BI-Rate ataupun BI7DRR biasanya menjadi acuan bank-bank umum menentukan bunga simpanan dan pada giliran berikutnya bunga pinjaman. Dengan demikian, Bank Indonesia memiliki salah satu instrumen untuk mengendalikan jumlah uang beredar (JUB). Pengelolaan JUB menjadi salah satu instrumen pengendalian inflasi.
BI-Rate yang dahulu disebut BI7DRR juga dianggap oleh Bank Indonesia memiliki hubungan yang lebih kuat ke suku bunga pasar uang. Sifatnya transaksional atau diperdagangkan di pasar, dan mendorong pendalaman pasar keuangan, khususnya penggunaan instrumen repo.
Penguatan demikian merupakan hal umum yang dilakukan oleh berbagai bank sentral dan diakui sebagai best practice internasional dalam melaksanakan operasi moneter. Penggunaan instrumen ini diharapkan oleh Bank Indonesia memiliki tiga dampak utama.

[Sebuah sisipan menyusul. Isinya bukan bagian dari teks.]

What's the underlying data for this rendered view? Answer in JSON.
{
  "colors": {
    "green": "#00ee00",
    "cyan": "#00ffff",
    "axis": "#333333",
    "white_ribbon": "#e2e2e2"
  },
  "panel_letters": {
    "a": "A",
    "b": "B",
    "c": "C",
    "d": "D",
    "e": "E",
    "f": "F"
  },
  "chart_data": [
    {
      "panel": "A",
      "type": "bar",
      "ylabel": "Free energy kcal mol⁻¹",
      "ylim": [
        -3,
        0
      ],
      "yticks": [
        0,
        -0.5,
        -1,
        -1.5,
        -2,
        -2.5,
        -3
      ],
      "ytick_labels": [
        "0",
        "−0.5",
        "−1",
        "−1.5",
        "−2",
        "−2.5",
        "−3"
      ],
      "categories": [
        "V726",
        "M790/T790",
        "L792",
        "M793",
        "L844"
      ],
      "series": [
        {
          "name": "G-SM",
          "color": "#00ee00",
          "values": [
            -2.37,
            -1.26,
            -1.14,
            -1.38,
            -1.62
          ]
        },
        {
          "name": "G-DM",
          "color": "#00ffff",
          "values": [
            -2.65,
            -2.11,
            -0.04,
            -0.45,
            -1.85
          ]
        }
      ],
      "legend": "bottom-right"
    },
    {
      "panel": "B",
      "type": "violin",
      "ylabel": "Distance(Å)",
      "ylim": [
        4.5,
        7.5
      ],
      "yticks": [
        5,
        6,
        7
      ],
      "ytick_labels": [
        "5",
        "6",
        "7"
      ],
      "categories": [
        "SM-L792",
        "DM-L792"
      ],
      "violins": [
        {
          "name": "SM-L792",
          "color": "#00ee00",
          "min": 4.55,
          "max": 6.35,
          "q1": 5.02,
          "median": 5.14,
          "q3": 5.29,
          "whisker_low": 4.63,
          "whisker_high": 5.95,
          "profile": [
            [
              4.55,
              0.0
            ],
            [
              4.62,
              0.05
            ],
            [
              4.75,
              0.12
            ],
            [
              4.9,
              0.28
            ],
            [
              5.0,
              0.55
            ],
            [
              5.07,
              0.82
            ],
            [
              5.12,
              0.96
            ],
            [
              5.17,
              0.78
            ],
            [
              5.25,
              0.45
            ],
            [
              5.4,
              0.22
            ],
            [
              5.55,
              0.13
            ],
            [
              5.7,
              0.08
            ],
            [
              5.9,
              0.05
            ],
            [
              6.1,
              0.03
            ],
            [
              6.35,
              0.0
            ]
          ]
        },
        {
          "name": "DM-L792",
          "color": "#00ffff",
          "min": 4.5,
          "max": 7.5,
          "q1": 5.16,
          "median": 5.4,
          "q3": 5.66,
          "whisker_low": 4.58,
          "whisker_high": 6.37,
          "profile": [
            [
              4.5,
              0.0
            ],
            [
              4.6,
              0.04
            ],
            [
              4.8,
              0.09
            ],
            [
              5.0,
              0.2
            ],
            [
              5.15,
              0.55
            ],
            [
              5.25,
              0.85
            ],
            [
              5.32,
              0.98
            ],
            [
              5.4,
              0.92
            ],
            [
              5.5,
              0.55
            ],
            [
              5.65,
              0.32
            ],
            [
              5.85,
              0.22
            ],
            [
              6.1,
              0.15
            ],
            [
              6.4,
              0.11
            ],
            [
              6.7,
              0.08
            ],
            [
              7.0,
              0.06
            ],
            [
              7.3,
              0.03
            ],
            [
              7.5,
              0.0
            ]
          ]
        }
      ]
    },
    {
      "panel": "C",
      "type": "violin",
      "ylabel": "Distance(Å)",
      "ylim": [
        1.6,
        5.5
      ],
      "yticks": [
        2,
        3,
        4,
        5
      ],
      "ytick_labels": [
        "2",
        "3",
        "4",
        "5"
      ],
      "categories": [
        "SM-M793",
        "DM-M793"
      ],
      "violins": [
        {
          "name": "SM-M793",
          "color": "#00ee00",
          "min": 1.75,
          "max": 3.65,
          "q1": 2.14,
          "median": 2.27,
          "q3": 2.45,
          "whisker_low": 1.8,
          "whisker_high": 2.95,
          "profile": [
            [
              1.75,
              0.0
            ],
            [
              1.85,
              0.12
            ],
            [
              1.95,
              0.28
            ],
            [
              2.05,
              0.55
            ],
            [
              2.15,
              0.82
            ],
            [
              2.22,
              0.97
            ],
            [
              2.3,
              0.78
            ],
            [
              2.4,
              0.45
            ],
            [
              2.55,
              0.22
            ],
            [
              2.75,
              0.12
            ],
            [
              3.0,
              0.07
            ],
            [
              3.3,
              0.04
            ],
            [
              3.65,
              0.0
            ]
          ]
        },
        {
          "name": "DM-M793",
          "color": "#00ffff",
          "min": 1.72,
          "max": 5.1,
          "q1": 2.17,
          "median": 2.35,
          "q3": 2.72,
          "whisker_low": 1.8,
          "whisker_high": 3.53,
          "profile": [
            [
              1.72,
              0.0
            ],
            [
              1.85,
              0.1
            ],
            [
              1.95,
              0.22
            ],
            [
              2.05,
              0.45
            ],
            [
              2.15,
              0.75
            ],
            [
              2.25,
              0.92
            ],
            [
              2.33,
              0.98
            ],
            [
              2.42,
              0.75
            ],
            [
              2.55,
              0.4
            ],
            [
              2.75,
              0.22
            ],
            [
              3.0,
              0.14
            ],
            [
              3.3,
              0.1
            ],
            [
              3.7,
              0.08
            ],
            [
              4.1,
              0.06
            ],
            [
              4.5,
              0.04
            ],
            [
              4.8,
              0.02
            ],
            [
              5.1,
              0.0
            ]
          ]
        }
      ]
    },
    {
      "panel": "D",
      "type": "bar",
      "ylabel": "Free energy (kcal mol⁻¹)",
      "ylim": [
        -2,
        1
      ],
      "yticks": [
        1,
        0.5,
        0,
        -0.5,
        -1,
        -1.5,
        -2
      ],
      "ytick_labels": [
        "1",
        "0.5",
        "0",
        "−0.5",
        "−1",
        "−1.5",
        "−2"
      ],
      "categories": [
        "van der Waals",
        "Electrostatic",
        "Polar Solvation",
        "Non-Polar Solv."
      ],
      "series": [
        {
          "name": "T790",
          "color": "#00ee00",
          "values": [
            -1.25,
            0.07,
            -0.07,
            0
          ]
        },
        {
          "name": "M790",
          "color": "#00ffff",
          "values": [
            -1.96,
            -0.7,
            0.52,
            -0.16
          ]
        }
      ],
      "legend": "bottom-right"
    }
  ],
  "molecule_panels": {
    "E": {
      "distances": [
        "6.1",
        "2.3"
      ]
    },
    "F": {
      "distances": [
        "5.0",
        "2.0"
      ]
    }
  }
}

Pertama, menguatnya sinyal kebijakan moneter dengan BI-Rate atau BI7DDR sebagai acuan utama di pasar keuangan. Kedua, meningkatnya efektivitas transmisi kebijakan moneter melalui pengaruhnya pada pergerakan suku bunga pasar uang dan suku bunga perbankan. Ketiga, terbentuknya pasar keuangan yang lebih dalam, khususnya transaksi dan pembentukan struktur suku bunga di Pasar Uang Antar-Bank (PUAB) untuk tenor 3-12 bulan.
Pada prinsipnya, Bank Indonesia akan menerapkan kebijakan moneter ketat atau suku bunga acuan saat terjadi lonjakan inflasi, stabilitas nilai tukar terganggu atau saat tingkat suku bunga global melonjak. Bisa dikatakan ketika ada ancaman inflasi meningkat tinggi, BI cenderung menaikkan suku bunga.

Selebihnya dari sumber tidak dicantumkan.